There is a basic problem in tuning a musical scale, which arises because some combinations of pure intervals are mathematically incompatible with others. This can be very obvious to the ear. There is no way that a keyboard can be tuned so that all the intervals which can be played on it are pure. The many tuning systems which have been invented to overcome this problem are known as temperaments.
One possibility is to divide each octave into twelve equal intervals. This is a neat mathematical solution, but it results in flattened fifths and badly out of tune thirds and sixths. This does not matter too much with the modern piano, where it is the standard tuning system, but with the harpsichord these dissonances can easily be heard. It is also difficult to tune well by ear. For these reasons equal temperament was never used for tuning the harpsichord during its historic period, though the system had been known for centuries.
Many compromise temperaments have been developed over the centuries by music theorists and musicians. They differ from one another by the way in which they distribute the basic error which is the cause of the problem. They enable music played in frequently used keys to be much more nearly in tune than with equal temperament, at the expense of rarely used keys. The subtly different sounds of the individual keys are known as key flavour. While the temperaments are well documented, there is still some uncertainty about their use in the historic period. We do know that some form of mean-tone tuning was used in England from the latter part of the 16th century until just over 100 years ago. In this, intonation is very good in six major and three minor keys, and unlike equal temperament, many thirds and sixths are well in tune. However, four major and four minor keys are unusable. Elsewhere, so-called good temperaments such as those of Werckmeister, Kirnberger and Valotti, were preferred. In these, music can be played in all keys, some of which are more in tune than in equal temperament and some less. An instrument so treated is called well-tuned, and it is noticeably refreshing to escape from the uniformly boring equal tuning in which all keys are the same amount in error.
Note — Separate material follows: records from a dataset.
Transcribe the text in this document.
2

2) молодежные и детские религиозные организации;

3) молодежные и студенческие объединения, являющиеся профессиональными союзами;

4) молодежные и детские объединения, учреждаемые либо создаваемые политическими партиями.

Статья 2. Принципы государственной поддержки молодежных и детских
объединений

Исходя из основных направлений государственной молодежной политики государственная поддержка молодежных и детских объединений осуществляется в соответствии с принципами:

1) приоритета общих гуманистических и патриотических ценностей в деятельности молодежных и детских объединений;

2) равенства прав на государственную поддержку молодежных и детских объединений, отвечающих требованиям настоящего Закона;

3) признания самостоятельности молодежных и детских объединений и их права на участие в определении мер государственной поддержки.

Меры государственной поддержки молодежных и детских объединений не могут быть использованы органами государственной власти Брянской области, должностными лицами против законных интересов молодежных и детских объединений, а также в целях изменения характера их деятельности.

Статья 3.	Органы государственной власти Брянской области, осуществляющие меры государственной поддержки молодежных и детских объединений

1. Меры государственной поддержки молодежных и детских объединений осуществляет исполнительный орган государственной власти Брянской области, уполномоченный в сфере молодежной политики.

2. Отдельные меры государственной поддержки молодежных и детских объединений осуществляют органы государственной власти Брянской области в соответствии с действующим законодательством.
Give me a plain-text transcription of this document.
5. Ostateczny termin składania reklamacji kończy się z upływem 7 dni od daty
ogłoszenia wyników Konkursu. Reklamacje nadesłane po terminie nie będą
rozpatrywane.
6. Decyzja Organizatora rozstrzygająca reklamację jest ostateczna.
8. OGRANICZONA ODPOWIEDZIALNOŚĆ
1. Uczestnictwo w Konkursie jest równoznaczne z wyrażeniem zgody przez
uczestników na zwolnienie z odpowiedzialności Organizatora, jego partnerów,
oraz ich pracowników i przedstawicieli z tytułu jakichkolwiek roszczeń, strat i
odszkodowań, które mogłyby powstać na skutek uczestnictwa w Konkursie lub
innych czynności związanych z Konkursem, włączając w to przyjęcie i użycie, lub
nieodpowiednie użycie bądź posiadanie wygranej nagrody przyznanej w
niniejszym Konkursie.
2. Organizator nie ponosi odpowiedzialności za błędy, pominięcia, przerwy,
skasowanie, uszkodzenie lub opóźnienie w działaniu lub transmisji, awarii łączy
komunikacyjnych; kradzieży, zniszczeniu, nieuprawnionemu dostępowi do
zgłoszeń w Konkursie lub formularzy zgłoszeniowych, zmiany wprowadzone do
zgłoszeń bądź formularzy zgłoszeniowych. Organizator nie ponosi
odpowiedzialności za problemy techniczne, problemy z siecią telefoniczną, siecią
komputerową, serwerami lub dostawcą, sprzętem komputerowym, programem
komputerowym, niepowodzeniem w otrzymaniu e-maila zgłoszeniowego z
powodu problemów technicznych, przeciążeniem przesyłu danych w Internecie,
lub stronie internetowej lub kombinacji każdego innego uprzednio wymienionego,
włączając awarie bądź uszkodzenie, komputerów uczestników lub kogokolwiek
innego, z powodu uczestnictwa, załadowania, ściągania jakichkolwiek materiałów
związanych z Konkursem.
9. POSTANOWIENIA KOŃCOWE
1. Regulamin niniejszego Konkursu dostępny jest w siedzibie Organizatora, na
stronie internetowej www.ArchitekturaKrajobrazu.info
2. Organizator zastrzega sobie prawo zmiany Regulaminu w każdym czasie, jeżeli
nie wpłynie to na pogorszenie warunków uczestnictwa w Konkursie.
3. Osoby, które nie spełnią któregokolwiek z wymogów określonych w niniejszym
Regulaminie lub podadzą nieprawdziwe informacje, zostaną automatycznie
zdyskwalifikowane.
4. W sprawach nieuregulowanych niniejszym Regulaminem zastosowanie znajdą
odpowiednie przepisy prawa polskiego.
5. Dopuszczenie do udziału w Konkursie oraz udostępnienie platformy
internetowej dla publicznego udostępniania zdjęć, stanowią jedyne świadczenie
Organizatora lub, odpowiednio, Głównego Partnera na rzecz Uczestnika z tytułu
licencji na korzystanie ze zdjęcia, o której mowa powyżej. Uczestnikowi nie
There are three aspects to tuning: the physical technique with the tuning key; learning how to hear when a note is in tune; and understanding what has to be achieved. Tuning key technique is quite easy to acquire; the string tensions in a harpsichord are very much lighter than those in a piano. Paradoxically, you don't need to have a very musical ear to tune well, and here again the lighter stringing helps, because individual notes sound purer than on a piano. When two notes are sounded together, if they are in tune they will reinforce each other; but if they are slightly out of tune, they will beat together or wow. The effect is quite obvious once it has been pointed out. You tune by listening to the wow, and either eliminating it or controlling it to a fixed number of beats per second, by reference to a tuning table. The historic temperaments usually have several pure fifths, and maybe some pure thirds as well, and are much easier for an amateur to tune than equal temperament. The more regularly you tune a harpsichord, the better you keep in practice. Once you have mastered the art you will find it needs about 45 minutes for a three-register harpsichord, and about 15 minutes for a spinet.
Apart from tuning tables, which can be found in books on the subject, there are a number of useful aids to accurate and rapid tuning. Today these are all electronic, either as stand-alone devices or as Apps for Smart Phones: an excellent example being 'Cleartune'.